Это было умно. На прямой дороге у Хардли не было ни одного шанса, однако здесь, в старых кварталах, где узкие улочки проложили задолго до появления автомобилей, леди Гринберг была вынуждена сбавить скорость.

– Не переживайте, доктор, – утешила меня леди Гринберг, лихо вписываясь в очередной поворот. – Возможно, за рулем я не так долго, но километров накрутила достаточно. Это так… невыносимо. Сидеть все время взаперти из-за траура. Я не могу еще появляться на людях, поэтому часто беру машину и выезжаю на целый день.

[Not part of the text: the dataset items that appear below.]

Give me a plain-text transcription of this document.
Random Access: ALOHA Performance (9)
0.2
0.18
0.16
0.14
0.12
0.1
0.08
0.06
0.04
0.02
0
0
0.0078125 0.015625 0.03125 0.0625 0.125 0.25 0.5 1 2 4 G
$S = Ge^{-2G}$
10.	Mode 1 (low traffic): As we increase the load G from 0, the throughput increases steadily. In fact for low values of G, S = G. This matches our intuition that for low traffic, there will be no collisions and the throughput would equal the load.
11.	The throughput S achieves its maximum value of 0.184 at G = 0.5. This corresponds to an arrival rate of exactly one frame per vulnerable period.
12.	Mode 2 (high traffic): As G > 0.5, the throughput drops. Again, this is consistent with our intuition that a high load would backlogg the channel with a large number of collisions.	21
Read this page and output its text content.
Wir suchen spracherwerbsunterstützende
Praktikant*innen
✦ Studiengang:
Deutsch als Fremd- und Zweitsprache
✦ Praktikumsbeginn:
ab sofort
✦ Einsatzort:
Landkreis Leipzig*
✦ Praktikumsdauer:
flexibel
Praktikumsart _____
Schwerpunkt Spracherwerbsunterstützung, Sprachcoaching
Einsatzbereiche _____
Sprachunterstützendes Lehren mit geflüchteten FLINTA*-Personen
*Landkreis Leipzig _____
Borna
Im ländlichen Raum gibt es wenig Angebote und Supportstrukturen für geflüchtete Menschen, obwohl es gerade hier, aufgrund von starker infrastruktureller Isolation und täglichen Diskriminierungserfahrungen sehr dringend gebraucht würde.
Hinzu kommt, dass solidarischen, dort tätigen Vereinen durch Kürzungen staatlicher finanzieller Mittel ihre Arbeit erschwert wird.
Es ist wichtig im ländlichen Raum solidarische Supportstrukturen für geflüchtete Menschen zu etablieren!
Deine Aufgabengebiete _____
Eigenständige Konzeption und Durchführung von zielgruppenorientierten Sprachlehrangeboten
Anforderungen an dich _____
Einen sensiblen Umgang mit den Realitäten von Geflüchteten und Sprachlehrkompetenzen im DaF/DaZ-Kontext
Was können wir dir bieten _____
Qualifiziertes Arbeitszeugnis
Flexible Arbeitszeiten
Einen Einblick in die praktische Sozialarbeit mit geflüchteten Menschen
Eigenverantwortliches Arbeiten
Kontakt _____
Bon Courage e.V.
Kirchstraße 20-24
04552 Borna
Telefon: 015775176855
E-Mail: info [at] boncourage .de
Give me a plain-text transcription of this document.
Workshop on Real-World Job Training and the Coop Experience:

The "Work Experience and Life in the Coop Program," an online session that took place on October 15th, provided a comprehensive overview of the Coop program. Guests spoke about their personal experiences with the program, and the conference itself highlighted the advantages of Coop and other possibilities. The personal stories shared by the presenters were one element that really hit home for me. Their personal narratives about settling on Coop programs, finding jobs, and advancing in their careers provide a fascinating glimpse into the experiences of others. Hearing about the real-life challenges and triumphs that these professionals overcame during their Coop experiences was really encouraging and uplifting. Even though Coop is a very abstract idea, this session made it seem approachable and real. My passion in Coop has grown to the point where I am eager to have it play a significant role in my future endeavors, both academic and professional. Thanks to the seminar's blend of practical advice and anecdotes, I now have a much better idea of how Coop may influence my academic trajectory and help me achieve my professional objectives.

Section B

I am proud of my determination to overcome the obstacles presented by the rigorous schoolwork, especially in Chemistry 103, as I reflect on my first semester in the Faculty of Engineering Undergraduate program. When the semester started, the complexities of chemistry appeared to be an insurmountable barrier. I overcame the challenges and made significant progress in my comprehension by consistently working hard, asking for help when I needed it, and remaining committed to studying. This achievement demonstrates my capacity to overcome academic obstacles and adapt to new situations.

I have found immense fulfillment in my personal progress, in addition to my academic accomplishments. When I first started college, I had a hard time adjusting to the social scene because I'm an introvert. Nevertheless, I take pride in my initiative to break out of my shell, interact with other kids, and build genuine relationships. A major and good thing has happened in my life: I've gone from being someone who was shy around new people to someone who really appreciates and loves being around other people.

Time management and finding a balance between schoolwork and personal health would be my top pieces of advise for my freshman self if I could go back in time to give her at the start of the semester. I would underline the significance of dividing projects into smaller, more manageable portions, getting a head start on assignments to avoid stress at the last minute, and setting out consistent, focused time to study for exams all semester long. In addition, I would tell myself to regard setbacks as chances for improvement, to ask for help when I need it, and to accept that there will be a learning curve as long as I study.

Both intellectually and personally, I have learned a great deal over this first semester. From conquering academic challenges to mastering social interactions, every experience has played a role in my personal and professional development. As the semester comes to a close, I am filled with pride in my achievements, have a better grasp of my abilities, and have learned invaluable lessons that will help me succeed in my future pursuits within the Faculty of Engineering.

Я обратил внимание на тоску в ее голосе. И на то, что за исключением набивного гардарикского платка в ее внешности не осталось ярких пятен. Даже канареечные перья в волосах были спрятаны под шапочку черного ханского меха. Действительно, барон Фрейбург умер менее полугода назад. По обычаям, эти месяцы леди Эвелин должна была провести, не выходя из дома и не принимая посетителей. Зная, что ее и покойного барона Фрейбурга не связывали никакие отношения, кроме деловых, я не подумал, что леди Эвелин будет соблюдать декорум. Оставалось только посочувствовать ей: при знакомстве леди Эвелин показалась мне деятельной натурой. Подобное заточение должно было переноситься ею тяжело.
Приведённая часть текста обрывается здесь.